The government would like to look beyond its strategy in the coming weeks. Korona, which is circulating in society, will continue to demand treatment resources, and the focus should be on how the ailments of the disease are treated. There is a need for insight into how resources are distributed within health care so that closures are kept to a minimum. What is the role of the private, what is the role of the public? Is the regulatory framework for the rational use of resources certainly in order?

Tracing and quarantine The reality of omicron proved impossible a long time ago, and new basic principles are now needed to control and prevent the disease that is sweeping the population.

Logic is also to be expected from the lifting of restrictions. Finns who tolerate a bad “because that’s just the way it is now” type of regulation have pushed through the pandemic why they are allowed to drink beer but don’t go to the swimming pool. Better constraint synchronization is therefore needed.

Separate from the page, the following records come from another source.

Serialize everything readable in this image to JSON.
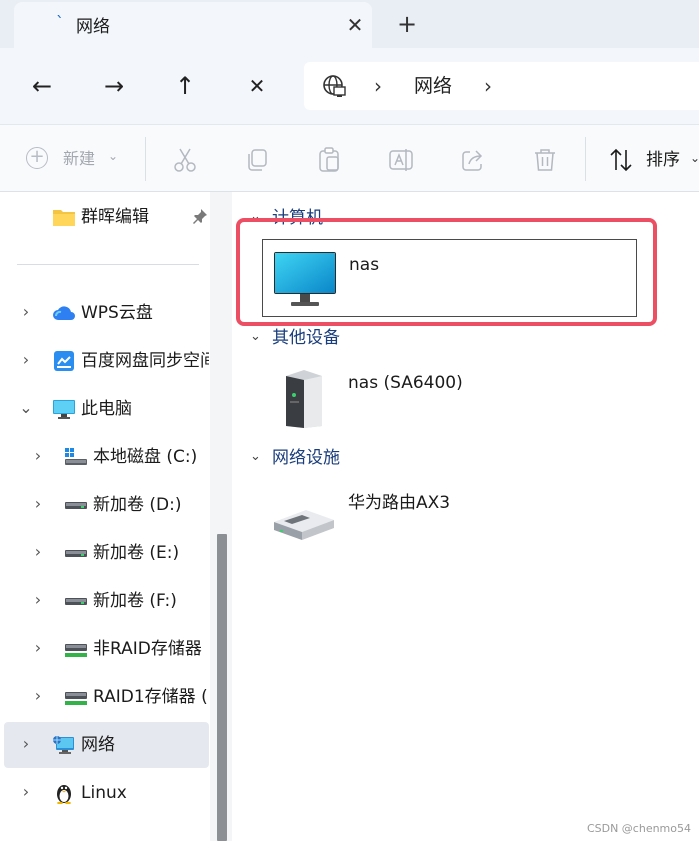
{
  "tab": {
    "title": "网络",
    "close": "✕",
    "new_tab": "+"
  },
  "nav": {
    "back": "←",
    "forward": "→",
    "up": "↑",
    "cancel": "✕"
  },
  "address": {
    "chevron1": "›",
    "location": "网络",
    "chevron2": "›"
  },
  "commands": {
    "new_label": "新建",
    "dropdown": "⌄",
    "sort_label": "排序",
    "sort_dropdown": "⌄"
  },
  "sidebar": {
    "items": [
      {
        "label": "群晖编辑",
        "icon": "folder-icon"
      },
      {
        "label": "WPS云盘",
        "icon": "cloud-icon"
      },
      {
        "label": "百度网盘同步空间",
        "icon": "baidu-netdisk-icon"
      },
      {
        "label": "此电脑",
        "icon": "this-pc-icon"
      },
      {
        "label": "本地磁盘 (C:)",
        "icon": "windows-drive-icon"
      },
      {
        "label": "新加卷 (D:)",
        "icon": "drive-icon"
      },
      {
        "label": "新加卷 (E:)",
        "icon": "drive-icon"
      },
      {
        "label": "新加卷 (F:)",
        "icon": "drive-icon"
      },
      {
        "label": "非RAID存储器",
        "icon": "network-drive-icon"
      },
      {
        "label": "RAID1存储器 (",
        "icon": "network-drive-icon"
      },
      {
        "label": "网络",
        "icon": "network-icon"
      },
      {
        "label": "Linux",
        "icon": "linux-penguin-icon"
      }
    ]
  },
  "groups": {
    "computer": {
      "label": "计算机",
      "items": [
        {
          "name": "nas",
          "icon": "monitor-icon"
        }
      ]
    },
    "other": {
      "label": "其他设备",
      "items": [
        {
          "name": "nas (SA6400)",
          "icon": "server-icon"
        }
      ]
    },
    "network_infra": {
      "label": "网络设施",
      "items": [
        {
          "name": "华为路由AX3",
          "icon": "router-icon"
        }
      ]
    }
  },
  "chevrons": {
    "right": "›",
    "down": "⌄"
  },
  "colors": {
    "highlight": "#ec4f63",
    "accent": "#1b6ac9"
  },
  "watermark": "CSDN @chenmo54"
}
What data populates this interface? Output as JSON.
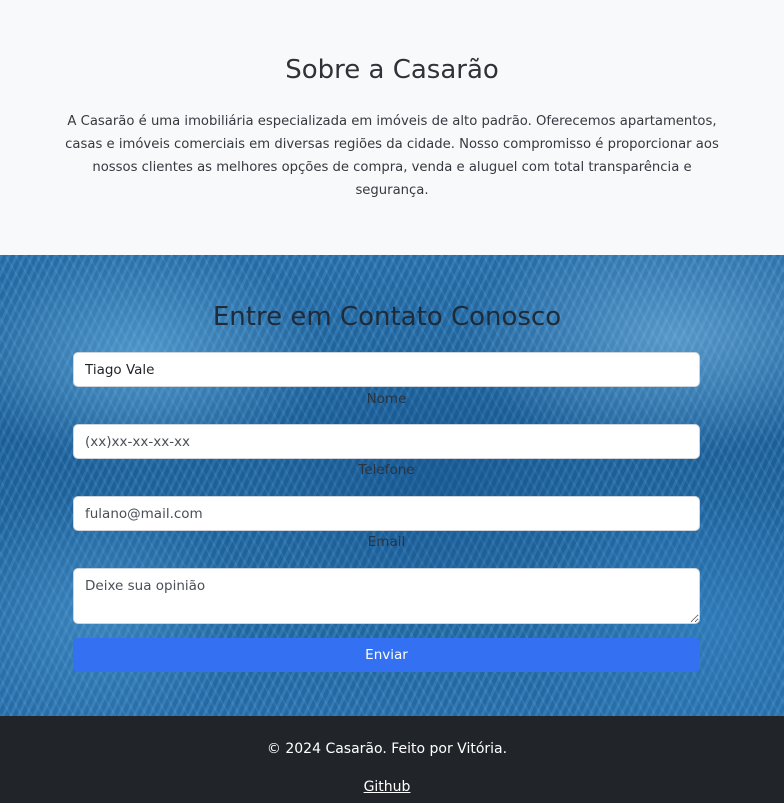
{
  "about": {
    "title": "Sobre a Casarão",
    "text": "A Casarão é uma imobiliária especializada em imóveis de alto padrão. Oferecemos apartamentos, casas e imóveis comerciais em diversas regiões da cidade. Nosso compromisso é proporcionar aos nossos clientes as melhores opções de compra, venda e aluguel com total transparência e segurança."
  },
  "contact": {
    "title": "Entre em Contato Conosco",
    "name_value": "Tiago Vale",
    "name_label": "Nome",
    "phone_placeholder": "(xx)xx-xx-xx-xx",
    "phone_label": "Telefone",
    "email_placeholder": "fulano@mail.com",
    "email_label": "Email",
    "message_placeholder": "Deixe sua opinião",
    "submit_label": "Enviar",
    "button_color": "#3370f2"
  },
  "footer": {
    "copyright": "© 2024 Casarão. Feito por Vitória.",
    "github_link": "Github"
  }
}
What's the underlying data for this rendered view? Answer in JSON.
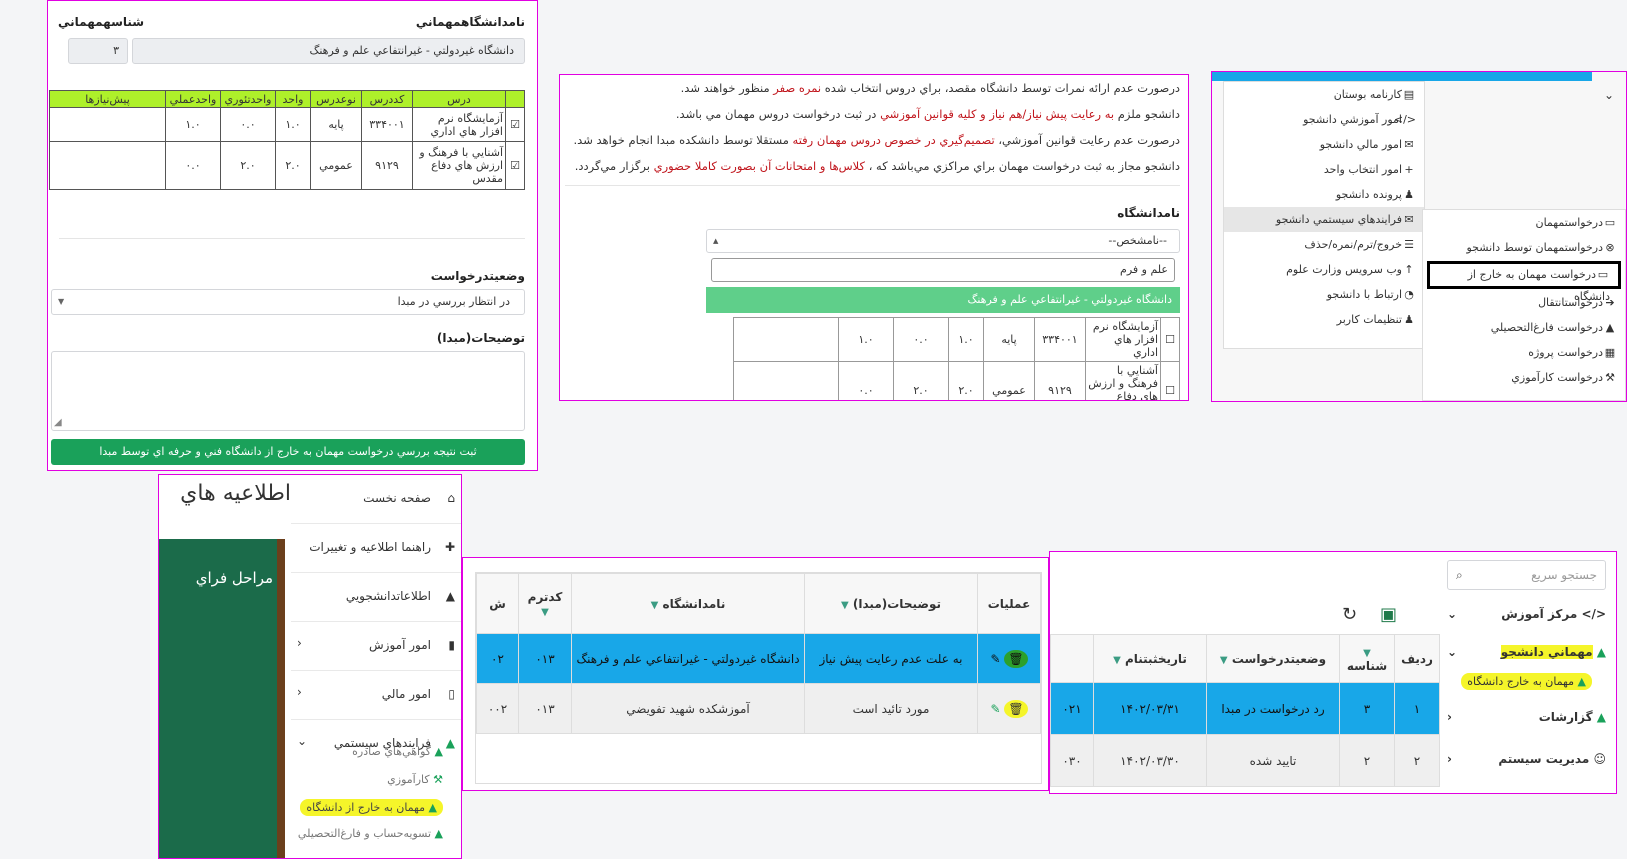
{
  "guest_form": {
    "university_label": "نامدانشگاهمهماني",
    "guest_id_label": "شناسهمهماني",
    "university_value": "دانشگاه غيردولتي - غيرانتفاعي علم و فرهنگ",
    "guest_id_value": "۳",
    "table_headers": [
      "",
      "درس",
      "كددرس",
      "نوعدرس",
      "واحد",
      "واحدتئوري",
      "واحدعملي",
      "پيش‌نيازها"
    ],
    "rows": [
      {
        "check": "☑",
        "course": "آزمايشگاه نرم افزار هاي اداري",
        "code": "۳۳۴۰۰۱",
        "type": "پايه",
        "units": "۱.۰",
        "theory": "۰.۰",
        "practical": "۱.۰",
        "prereq": ""
      },
      {
        "check": "☑",
        "course": "آشنايي با فرهنگ و ارزش هاي دفاع مقدس",
        "code": "۹۱۲۹",
        "type": "عمومي",
        "units": "۲.۰",
        "theory": "۲.۰",
        "practical": "۰.۰",
        "prereq": ""
      }
    ],
    "status_label": "وضعيتدرخواست",
    "status_value": "در انتظار بررسي در مبدا",
    "notes_label": "توضيحات(مبدا)",
    "submit_label": "ثبت نتيجه بررسي درخواست مهمان به خارج از دانشگاه فني و حرفه اي توسط مبدا"
  },
  "rules": {
    "p1_a": "درصورت عدم ارائه نمرات توسط دانشگاه مقصد، براي دروس انتخاب شده",
    "p1_red": "نمره صفر",
    "p1_b": "منظور خواهند شد.",
    "p2_a": "دانشجو ملزم",
    "p2_red": "به رعايت پيش نياز/هم نياز و كليه قوانين آموزشي",
    "p2_b": "در ثبت درخواست دروس مهمان مي باشد.",
    "p3_a": "درصورت عدم رعايت قوانين آموزشي،",
    "p3_red": "تصميم‌گيري در خصوص دروس مهمان رفته",
    "p3_b": "مستقلا توسط دانشكده مبدا انجام خواهد شد.",
    "p4_a": "دانشجو مجاز به ثبت درخواست مهمان براي مراكزي مي‌باشد كه ،",
    "p4_red": "كلاس‌ها و امتحانات آن بصورت كاملا حضوري",
    "p4_b": "برگزار مي‌گردد.",
    "university_label": "نامدانشگاه",
    "select_value": "--نامشخص--",
    "search_value": "علم و فرم",
    "option_highlight": "دانشگاه غيردولتي - غيرانتفاعي علم و فرهنگ",
    "rows": [
      {
        "course": "آزمايشگاه نرم افزار هاي اداري",
        "code": "۳۳۴۰۰۱",
        "type": "پايه",
        "units": "۱.۰",
        "theory": "۰.۰",
        "practical": "۱.۰"
      },
      {
        "course": "آشنايي با فرهنگ و ارزش هاي دفاع مقدس",
        "code": "۹۱۲۹",
        "type": "عمومي",
        "units": "۲.۰",
        "theory": "۲.۰",
        "practical": "۰.۰"
      }
    ]
  },
  "menu": {
    "items": [
      "كارنامه بوستان",
      "امور آموزشي دانشجو",
      "امور مالي دانشجو",
      "امور انتخاب واحد",
      "پرونده دانشجو",
      "فرايندهاي سيستمي دانشجو",
      "خروج/ترم/نمره/حذف",
      "وب سرويس وزارت علوم",
      "ارتباط با دانشجو",
      "تنظيمات كاربر"
    ],
    "submenu": [
      "درخواستمهمان",
      "درخواستمهمان توسط دانشجو",
      "درخواست مهمان به خارج از دانشگاه",
      "درخواستانتقال",
      "درخواست فارغ‌التحصيلي",
      "درخواست پروژه",
      "درخواست كارآموزي"
    ]
  },
  "sidebar": {
    "items": [
      "صفحه نخست",
      "راهنما اطلاعيه و تغييرات",
      "اطلاعاتدانشجويي",
      "امور آموزش",
      "امور مالي",
      "فرايندهاي سيستمي"
    ],
    "subitems": [
      "گواهي‌هاي صادره",
      "كارآموزي",
      "مهمان به خارج از دانشگاه",
      "تسويه‌حساب و فارغ‌التحصيلي"
    ],
    "banner_title": "اطلاعيه هاي",
    "board_text": "مراحل فراي"
  },
  "requests_table": {
    "headers": {
      "ops": "عمليات",
      "notes": "توضيحات(مبدا)",
      "university": "نامدانشگاه",
      "term": "كدترم",
      "partial": "ش"
    },
    "rows": [
      {
        "notes": "به علت عدم رعايت پيش نياز",
        "university": "دانشگاه غيردولتي - غيرانتفاعي علم و فرهنگ",
        "term": "۰۱۳",
        "partial": "۰۲"
      },
      {
        "notes": "مورد تائيد است",
        "university": "آموزشكده شهيد تفويضي",
        "term": "۰۱۳",
        "partial": "۰۰۲"
      }
    ]
  },
  "guest_list": {
    "search_placeholder": "جستجو سريع",
    "nav": [
      "مركز آموزش",
      "مهماني دانشجو",
      "مهمان به خارج دانشگاه",
      "گزارشات",
      "مديريت سيستم"
    ],
    "headers": {
      "row": "رديف",
      "id": "شناسه",
      "status": "وضعيتدرخواست",
      "date": "تاريخثبتنام"
    },
    "rows": [
      {
        "row": "۱",
        "id": "۳",
        "status": "رد درخواست در مبدا",
        "date": "۱۴۰۲/۰۳/۳۱",
        "partial": "۰۲۱"
      },
      {
        "row": "۲",
        "id": "۲",
        "status": "تاييد شده",
        "date": "۱۴۰۲/۰۳/۳۰",
        "partial": "۰۳۰"
      }
    ]
  },
  "colors": {
    "panel_border": "#e100e1",
    "green_btn": "#1aa15a",
    "lime_header": "#aef02a",
    "selected_row": "#18a7e8",
    "highlight": "#f5f52a"
  }
}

However, the main problem may be the vaccine passport – especially if you look at the surrounding Europe. How does Finland prevent the corona if there is no passport? The question is difficult, but the government should be able to answer it.

However, Henriksson’s statement and the miserable fate of the coronary passport do not have to be interpreted as a weakness: perhaps Finland was the original land of Hofstede’s measures, which limited life in the face of coercion, but was also accurate in the crisis of individual freedoms.